By nature, small businesses have to operate on a local level. Building a close-knit network is thus essential for success. Small businesses gain traction from the charm they can offer, embodied by genuine connections. Their clients are seeking a more personal experience than mainstream companies offer.
As a result, many small-business owners are afraid to expand because they fear losing their localized charm and being considered a "sellout." However, if owners want to make more money and establish a broader image, they must expand their influence through networking. By reaching out to fellow business owners and people with expertise, owners have the ability create a symbiotic network that benefits all.
1) Always be open to answering simple questions.
Thanks to modern technology, anybody can reach out to an expert for help or guidance in their profession. If a small-business owner receives a request for advice, he or she should be willing to assist the asker. Doing this opens the possibility for this person to connect you to others who might have the same issue.
However, this exchange is not about giving out free advice. Nor should you be a Lucy, setting up your advice stand and charging a nickel for pieces of wisdom. Giving your time to someone creates a relationship that could connect you to many others dependent on your services. It will help you form a tight-knit network in your community. This way, the local demand for your service will always find you.
2. Provide mutual value.
If owners want to expand their network the old-fashioned way and reach out to individuals, they must be sure that they will not waste the individuals' time. Instead of asking for advice from people without giving anything in return, owners should open the conversation by proposing their services to their audience. Otherwise, you risk the chance of presenting yourself as a parasite, rather than offering a mutually beneficial interaction. Nobody wants to affiliate themselves with something that won't create value for their business.

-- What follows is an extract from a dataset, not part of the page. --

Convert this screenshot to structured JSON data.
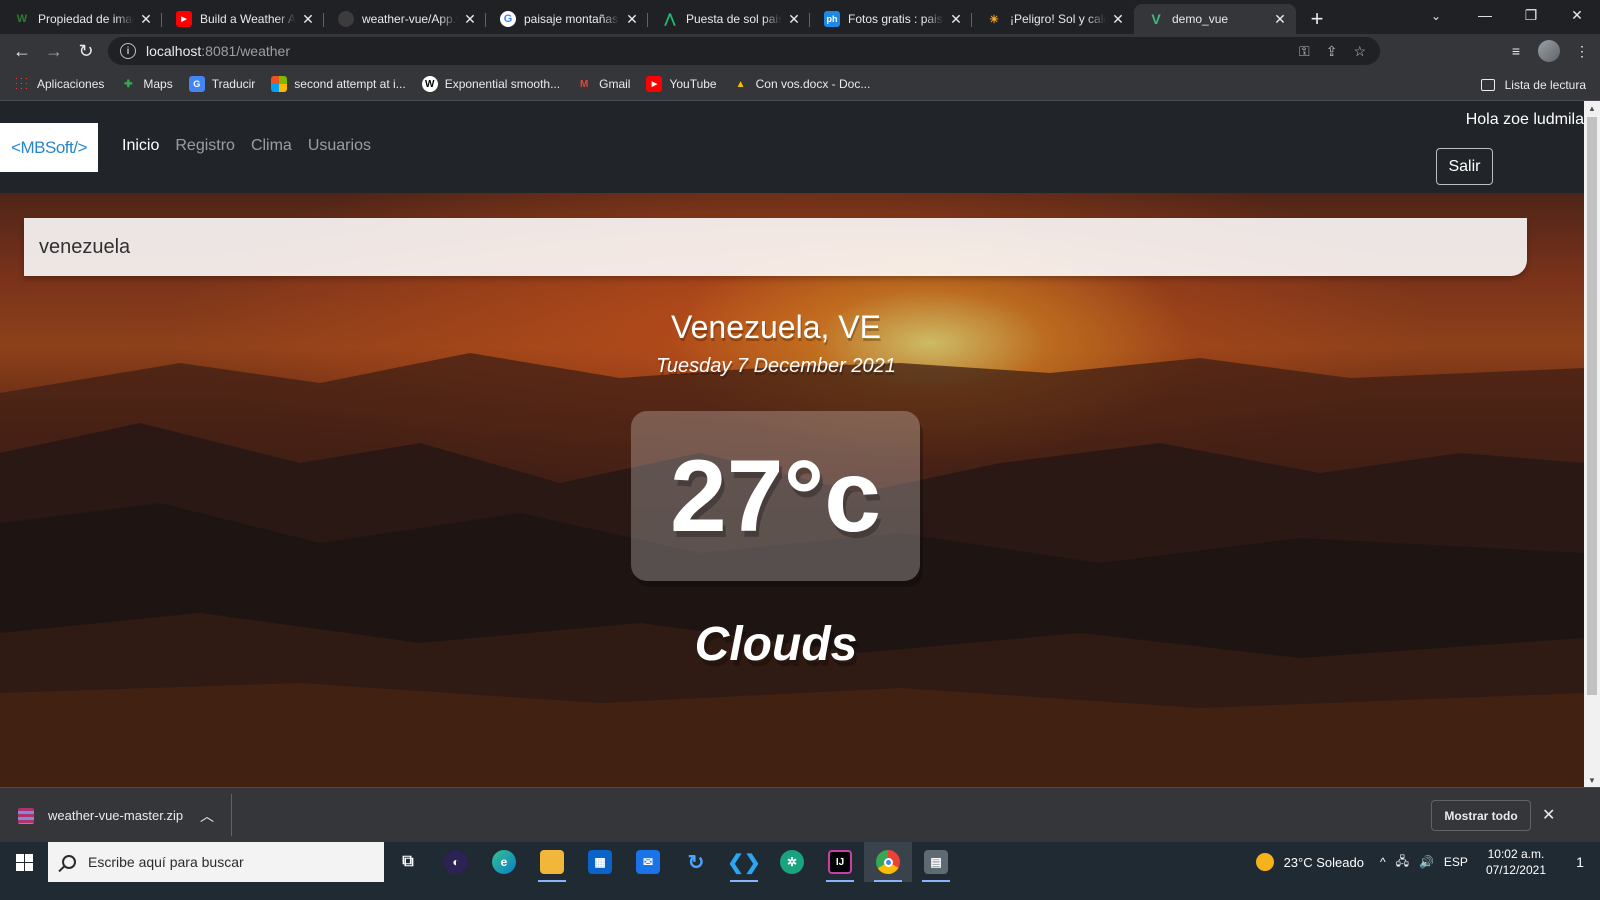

3. Get involved in the community.
If you're a small business, the community is your marketplace. Therefore, adding value to the locals will generate social capital for your business. This is not as much about becoming a charitable organization as it is becoming an admired entity in the public eye. Along with social capital, you can form partnerships with other local businesses as a sign of unity in the community.
Owners can form partnerships with events that generate local exposure, such as sporting events and conferences. For example, in Macon, Georgia, local businesses help out with the annual youth tennis tournament. Hotels in Macon, GA partner with the tournament to house the players. Hotel owners benefit from the exceptional PR and forge relationships that will put them in the forefront if community members have a need for their services.
4. Be honest.
Locals can smell a phony. If local businesspeople feel that you only want to speak with them because of an ulterior desire, they will not wish to speak with you. You must bring an honest proposition or they will not give you a minute of their time.
Be honest with your counterpart, and say outright that you wish to form a connection that would benefit both of you. Honesty is the best policy. It's a cliché for a reason.
5. You don't have to do it alone.
Owners can make approaches much easier for themselves if they bring along a networking "wingman." Bring along a coworker or an employee you trust if the meeting seems overwhelming. This will ensure that you have somebody who can pick up the slack if a conversation starts to deteriorate, and will give you a supporting voice.
Building a network in your local marketplace will give you the connections you need to succeed. But the key to expanding your network is mustering the courage to put yourself out there and meet new people in uncomfortable situations.